Fernsehen als Kampfplatz
Aufregend ist an „Gone Girl“ neben dem vordergründigen Thrill das mediale Setting: Die Schlacht zwischen Nick und Amy wird über das hochgepitchte amerikanische Fernsehen geführt. Moral im Sekundentakt geben die Talkshows von fönfrisierten Hosts aus, die an jedem öffentlichen Ort gesehen werden können. Nach Amys Verschwinden belagern die Übertragungswagen Nicks Haus und erzwingen ein Verhalten, bei dem es nicht darum geht, wie es war, sondern wie man es darstellt. Als Fixer wird ein Staranwalt aus New York engagiert, den Tyler Perry äußerst smart gibt: „Elvis ist nach Missouri gekommen.“
Fincher erzählt mit Blick auf die Medien weder eine Opfergeschichte, noch interessieren ihn Warhols 15 Minuten Ruhm. „Gone Girl“ ist entschieden post privacy, die medialen Truppen sind bewegliche Heere, deren man sich bedienen muss. „I’m going where the story goes“, beschreibt eine Moderatorin das opportunistische Stand-by, aus dem heraus sie sich über alles empören kann. Dazu passt die kühle Präzision von Finchers Inszenierung, die schicke Oberflächlichkeit der Bilder.
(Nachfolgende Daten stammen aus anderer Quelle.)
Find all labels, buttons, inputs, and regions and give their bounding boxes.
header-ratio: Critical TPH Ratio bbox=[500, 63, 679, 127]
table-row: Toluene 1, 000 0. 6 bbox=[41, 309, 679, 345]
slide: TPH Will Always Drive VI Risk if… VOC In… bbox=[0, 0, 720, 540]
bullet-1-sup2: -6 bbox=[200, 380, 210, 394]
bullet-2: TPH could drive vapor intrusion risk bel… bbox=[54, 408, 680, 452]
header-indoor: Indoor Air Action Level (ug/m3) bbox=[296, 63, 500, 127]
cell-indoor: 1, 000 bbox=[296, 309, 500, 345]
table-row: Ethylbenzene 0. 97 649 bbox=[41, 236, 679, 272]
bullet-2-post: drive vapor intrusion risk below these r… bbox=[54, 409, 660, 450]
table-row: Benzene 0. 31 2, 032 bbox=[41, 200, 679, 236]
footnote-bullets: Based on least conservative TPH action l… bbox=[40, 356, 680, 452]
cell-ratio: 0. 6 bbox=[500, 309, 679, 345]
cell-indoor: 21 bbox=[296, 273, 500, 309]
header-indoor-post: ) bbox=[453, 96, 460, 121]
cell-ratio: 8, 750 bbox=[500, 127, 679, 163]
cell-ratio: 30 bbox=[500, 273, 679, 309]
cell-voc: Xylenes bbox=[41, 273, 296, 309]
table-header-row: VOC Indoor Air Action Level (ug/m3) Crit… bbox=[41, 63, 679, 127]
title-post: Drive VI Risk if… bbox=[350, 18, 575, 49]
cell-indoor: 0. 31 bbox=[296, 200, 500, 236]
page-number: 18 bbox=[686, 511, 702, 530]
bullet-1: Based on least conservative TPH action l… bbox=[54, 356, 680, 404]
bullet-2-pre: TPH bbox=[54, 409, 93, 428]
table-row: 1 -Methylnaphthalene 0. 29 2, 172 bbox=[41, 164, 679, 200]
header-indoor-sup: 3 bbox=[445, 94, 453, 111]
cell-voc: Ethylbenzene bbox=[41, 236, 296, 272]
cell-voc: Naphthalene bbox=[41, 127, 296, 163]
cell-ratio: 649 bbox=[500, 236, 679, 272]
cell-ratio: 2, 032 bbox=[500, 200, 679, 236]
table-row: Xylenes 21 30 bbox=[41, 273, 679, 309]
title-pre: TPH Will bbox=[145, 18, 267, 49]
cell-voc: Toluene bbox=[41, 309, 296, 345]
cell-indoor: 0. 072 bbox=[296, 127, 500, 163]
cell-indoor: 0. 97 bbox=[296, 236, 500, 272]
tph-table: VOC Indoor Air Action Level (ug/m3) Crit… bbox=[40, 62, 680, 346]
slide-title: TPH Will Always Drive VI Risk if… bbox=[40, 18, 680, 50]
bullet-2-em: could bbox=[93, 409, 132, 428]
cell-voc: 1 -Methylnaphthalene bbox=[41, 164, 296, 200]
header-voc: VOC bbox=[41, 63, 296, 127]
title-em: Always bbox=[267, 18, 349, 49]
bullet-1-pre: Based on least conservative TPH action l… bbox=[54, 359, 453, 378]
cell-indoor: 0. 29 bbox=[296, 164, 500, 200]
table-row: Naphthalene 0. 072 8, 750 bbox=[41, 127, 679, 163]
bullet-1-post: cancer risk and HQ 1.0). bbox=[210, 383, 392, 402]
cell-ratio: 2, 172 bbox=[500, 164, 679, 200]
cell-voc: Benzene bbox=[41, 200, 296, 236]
Noch intensiver wirkt aber die Entwicklung der Geschlechterverhältnisse, durch die hindurch man „Gone Girl“ am Ende aller Täuschungen als eine ziemlich abgefahrene Version weiblicher Emanzipation verstehen kann. Valerie Solanas hatte in ihrem „S.C.U.M. Manifesto“ Suburbia als den Ort beschrieben, an dem die nicht erwerbstätige Frau von sozialen Beziehungen entkoppelt und damit ganz zum Besitz des arbeitenden Mannes wird. Das Haus von Nick und Amy in „Gone Girl“ ist so ein Ort: ein Luxushotel als Gefängnis. Daraus zu entkommen, bedarf einiger Fantasie, aus der Finchers Erzählen seine große Anziehungskraft bezieht.